Six energy firms dominate over 90% of the market. Such is the lack of competition and the captive nature of the market they have been able raise profits in contempt of the forces of supply and demand and in line with their own desire. Despite inflation running at just 13% and wholesale gas prices plummeting by 50%, their profits have shot up 74% since 2009. Promisingly, only this morning Miliband promised to intervene in other markets, such as water, where a similar ‘rip-off’ culture has developed.

If limiting such grotesque profits, so normal people can afford to heat their homes, drink and wash, is to be defined as ‘socialist’ then we must be characterising socialism in its most broad sense; Socialism as simply arranging the economy in a way that benefits the people who make up that economy. If that is what Miliband is being ‘accused’ of, them he should continue to do little to deny it.

Cameron’s answer to solving the living cost crisis is his ‘help to buy’ scheme. At first glance it seems like an equally valiant attempt to address the soaring cost felt by normal people, whilst potentially curtailing the ever-growing profits raked in by shareholders. On closer inspection it fulfils neither of these criterion.

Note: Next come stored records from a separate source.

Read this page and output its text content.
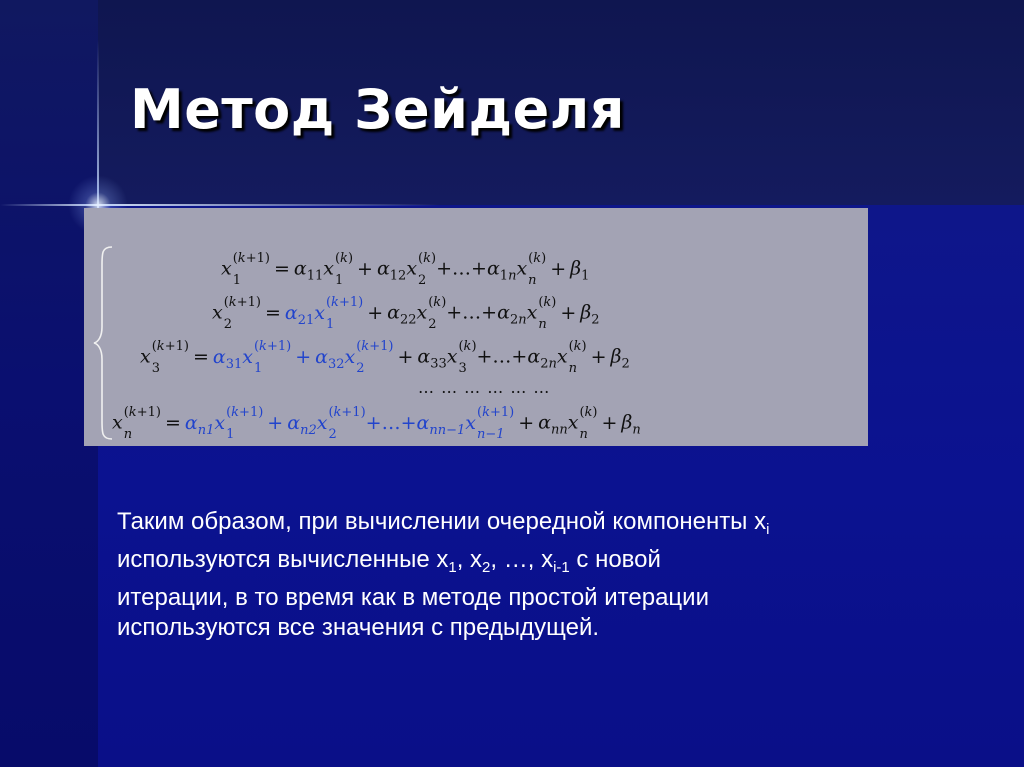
Метод Зейделя
x (k+1)
1
= $\alpha_{11}x$ (k)
1
+ $\alpha_{12}x$ (k)
2
$+\dots+\alpha_{1n}x$ (k)
n
+ $\beta_1$
x (k+1)
2
= $\alpha_{21}x$ (k+1)
1
+ $\alpha_{22}x$ (k)
2
$+\dots+\alpha_{2n}x$ (k)
n
+ $\beta_2$
x (k+1)
3
= $\alpha_{31}x$ (k+1)
1
+ $\alpha_{32}x$ (k+1)
2
+ $\alpha_{33}x$ (k)
3
$+\dots+\alpha_{2n}x$ (k)
n
+ $\beta_2$
… … … … … …
x (k+1)
n
= $\alpha_{n1}x$ (k+1)
1
+ $\alpha_{n2}x$ (k+1)
2
$+\dots+\alpha_{nn-1}x$ (k+1)
n−1
+ $\alpha_{nn}x$ (k)
n
+ $\beta_n$
Таким образом, при вычислении очередной компоненты $x_i$
используются вычисленные $x_1$, $x_2$, …, $x_{i-1}$ с новой
итерации, в то время как в методе простой итерации
используются все значения с предыдущей.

Four major Banks dominate their market in a similar way to the big six energy companies, and one of their many sins is to stop offering 95% mortgages in recent years, when buyers have needed them most. Potential homebuyers with incomes suitable to meet mortgage repayments have been stuck paying the astronomical rents of our inflated property market until they can find the £40,000 average deposited to buy a house.

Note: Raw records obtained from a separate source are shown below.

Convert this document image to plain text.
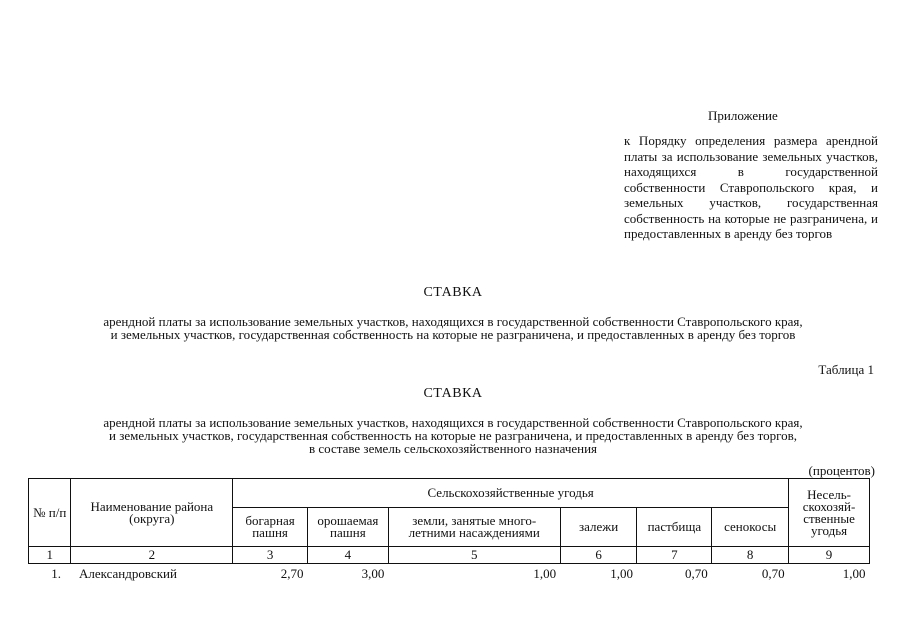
Приложение
к Порядку определения размера арендной платы за использование земельных участков, находящихся в государственной собственности Ставропольского края, и земельных участков, государственная собственность на которые не разграничена, и предоставленных в аренду без торгов
СТАВКА
арендной платы за использование земельных участков, находящихся в государственной собственности Ставропольского края,
и земельных участков, государственная собственность на которые не разграничена, и предоставленных в аренду без торгов
Таблица 1
СТАВКА
арендной платы за использование земельных участков, находящихся в государственной собственности Ставропольского края,
и земельных участков, государственная собственность на которые не разграничена, и предоставленных в аренду без торгов,
в составе земель сельскохозяйственного назначения
(процентов)
№ п/п	Наименование района (округа)	Сельскохозяйственные угодья						Несель- скохозяй- ственные угодья
		богарная пашня	орошаемая пашня	земли, занятые много- летними насаждениями	залежи	пастбища	сенокосы	
1	2	3	4	5	6	7	8	9
1.	Александровский	2,70	3,00	1,00	1,00	0,70	0,70	1,00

Despite UK mortgages performing very well since the down turn and the banks holding so much of the responsibility for the economic mess we’re in, they’re no longer prepared to take the risk involved in offering 95% mortgages. So Cameron has offered to take that risk off of the shoulders of the poor banks and place it on the taxpayer instead. How valiant.

‘Help to buy’ is a farce; all it is set to do is further inflate the property market as first time buyers flood the market, whilst forcing the taxpayer to accept all the risk as the banks continue to profit. If Cameron really cared about giving normal people a chance of ever owning a home he’d be building affordable homes for all, restoring local honest banking like a system that exists in Germany, and limiting foreign investors from using the UK property market like a monopoly board. But God forbid such rational policies might be perceived as ‘socialist’.

It’s time Socialism was no longer a dirty word in British politics. All parties now agree that the cost of living is out of control, but the only policies that stand to make a real dent in that cost will be, by default, socialist. The fury and disgust invoked by the Daily Mail at the thought of Miliband’s Marxist farther is not quite McCarthyism, but it’s certainly evident there is a deep-seated and irrational fear of the left fostered by so much of the UK press; mostly Murdoch owned that continues to exert power over Westminster.

Moderate socialism as displayed by Labor’s recently announced policies are not Marxist and they’re only vaguely socialist – but they are, undoubtedly, rational.

Competition is evidently failing in several critical markets the public depends on for sustenance and survival. Free, unrestricted financial markets created the economic mess we find ourselves in. Free, unrestricted markets allow the greed of shareholders to define energy prices even when wholesale price fells and the general public’s income were squeezed. If intervening in such glaring injustices is socialist then it appears most of the population, who support such measures, have all of a sudden become rather ‘socialist.’